技術力●西部謙司氏の最新刊「技術力 ~ サッカー 世界のスタープレーヤー」(出版文芸社)。選手ごとに特にその技術的特徴に着目して綴られたエッセイで、登場するのはアンリやフィーゴ、ランパード、マケレレから松井や中澤まで多彩。おもしろく書ける人は何を書いてもおもしろいんだなと改めて実感。新鮮な視点もあるし、一方ごくフツーにみんなが了解しているようなことも多いんだけど、どれを読んだっておもしろい。たぶんこういう人は「朝起きて顔洗って歯を磨きました」ってことだけを書いたって、読ませる文章になると思う。サービス精神があるから。
●たとえばデコ(バルセロナ)の章に付けられた見出しは「老成」。
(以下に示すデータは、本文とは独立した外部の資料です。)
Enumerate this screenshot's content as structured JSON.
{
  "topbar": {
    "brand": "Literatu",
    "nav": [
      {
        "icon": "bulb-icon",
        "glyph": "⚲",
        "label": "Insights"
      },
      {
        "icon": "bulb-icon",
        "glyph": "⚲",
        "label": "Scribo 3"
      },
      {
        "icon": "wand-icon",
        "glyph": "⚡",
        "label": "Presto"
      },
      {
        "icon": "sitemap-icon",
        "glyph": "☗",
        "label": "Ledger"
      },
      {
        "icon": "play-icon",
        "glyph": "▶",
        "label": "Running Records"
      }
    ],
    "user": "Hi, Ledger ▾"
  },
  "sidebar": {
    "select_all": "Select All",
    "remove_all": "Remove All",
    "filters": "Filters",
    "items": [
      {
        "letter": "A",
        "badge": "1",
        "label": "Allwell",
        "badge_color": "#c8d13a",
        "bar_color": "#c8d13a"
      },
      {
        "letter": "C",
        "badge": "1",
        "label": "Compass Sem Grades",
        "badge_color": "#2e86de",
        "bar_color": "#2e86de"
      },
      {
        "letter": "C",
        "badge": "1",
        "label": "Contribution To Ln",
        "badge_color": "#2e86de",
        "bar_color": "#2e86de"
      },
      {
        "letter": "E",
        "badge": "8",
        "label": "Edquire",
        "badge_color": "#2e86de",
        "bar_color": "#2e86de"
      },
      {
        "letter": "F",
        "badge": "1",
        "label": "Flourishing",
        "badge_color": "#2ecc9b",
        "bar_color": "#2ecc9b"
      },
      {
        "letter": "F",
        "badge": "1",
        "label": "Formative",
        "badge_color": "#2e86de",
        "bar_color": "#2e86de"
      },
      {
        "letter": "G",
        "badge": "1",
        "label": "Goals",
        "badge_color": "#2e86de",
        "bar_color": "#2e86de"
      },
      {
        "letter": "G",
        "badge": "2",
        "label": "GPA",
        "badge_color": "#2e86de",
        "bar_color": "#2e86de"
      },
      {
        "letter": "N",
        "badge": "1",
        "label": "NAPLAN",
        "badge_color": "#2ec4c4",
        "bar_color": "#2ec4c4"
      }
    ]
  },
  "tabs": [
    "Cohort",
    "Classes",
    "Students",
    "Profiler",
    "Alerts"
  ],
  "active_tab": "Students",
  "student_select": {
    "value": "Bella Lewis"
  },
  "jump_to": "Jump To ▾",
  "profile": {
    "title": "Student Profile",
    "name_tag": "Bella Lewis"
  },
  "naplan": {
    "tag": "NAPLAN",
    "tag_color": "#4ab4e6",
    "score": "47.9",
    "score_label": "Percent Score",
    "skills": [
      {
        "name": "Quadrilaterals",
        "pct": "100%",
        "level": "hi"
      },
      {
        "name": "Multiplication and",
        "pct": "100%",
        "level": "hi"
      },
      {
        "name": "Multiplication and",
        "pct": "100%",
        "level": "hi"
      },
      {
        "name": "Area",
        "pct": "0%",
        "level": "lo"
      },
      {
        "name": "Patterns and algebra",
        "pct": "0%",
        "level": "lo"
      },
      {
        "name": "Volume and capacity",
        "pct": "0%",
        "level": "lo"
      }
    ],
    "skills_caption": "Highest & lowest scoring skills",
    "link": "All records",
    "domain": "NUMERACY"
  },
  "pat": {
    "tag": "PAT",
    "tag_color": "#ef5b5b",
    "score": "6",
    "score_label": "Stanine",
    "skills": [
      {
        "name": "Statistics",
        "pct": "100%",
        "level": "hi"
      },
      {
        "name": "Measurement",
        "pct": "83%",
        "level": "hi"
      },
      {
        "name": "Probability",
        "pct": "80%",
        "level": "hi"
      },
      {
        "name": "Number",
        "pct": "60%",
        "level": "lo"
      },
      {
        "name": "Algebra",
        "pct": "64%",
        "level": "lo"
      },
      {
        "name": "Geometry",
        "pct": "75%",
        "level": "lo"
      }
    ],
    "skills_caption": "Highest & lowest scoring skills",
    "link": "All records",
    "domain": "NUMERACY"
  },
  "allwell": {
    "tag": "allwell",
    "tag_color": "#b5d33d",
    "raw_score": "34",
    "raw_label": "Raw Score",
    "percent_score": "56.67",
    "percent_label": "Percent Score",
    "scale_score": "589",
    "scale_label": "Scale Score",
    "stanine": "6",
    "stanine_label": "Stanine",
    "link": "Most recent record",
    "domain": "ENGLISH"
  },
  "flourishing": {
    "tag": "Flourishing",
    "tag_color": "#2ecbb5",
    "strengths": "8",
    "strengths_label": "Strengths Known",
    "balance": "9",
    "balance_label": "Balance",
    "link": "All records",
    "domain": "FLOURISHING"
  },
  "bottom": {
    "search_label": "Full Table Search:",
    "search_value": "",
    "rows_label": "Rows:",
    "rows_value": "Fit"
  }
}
ポルトガルでもなかなか成功できずに2部リーグにいたり、フットサルに転向したりした苦労人の実力者について。

デコがいれば、どんな状況でも解決できる。例えば、あのリバウドですら、トラップの置き所が悪いといって試合中にドゥンガに怒鳴りつけられていたことがあったぐらいだが、デコにはその手の未熟さが少しもない。妙にプレーが老成している。ボールの止め方、動かし方から、ファウルのもらい方まで、デコは何でも知っている。

 デコっていっつも心配そうな表情をしているなーと思ってたんだけど、あれは知恵がたくさんつまっている人の顔だったんすね。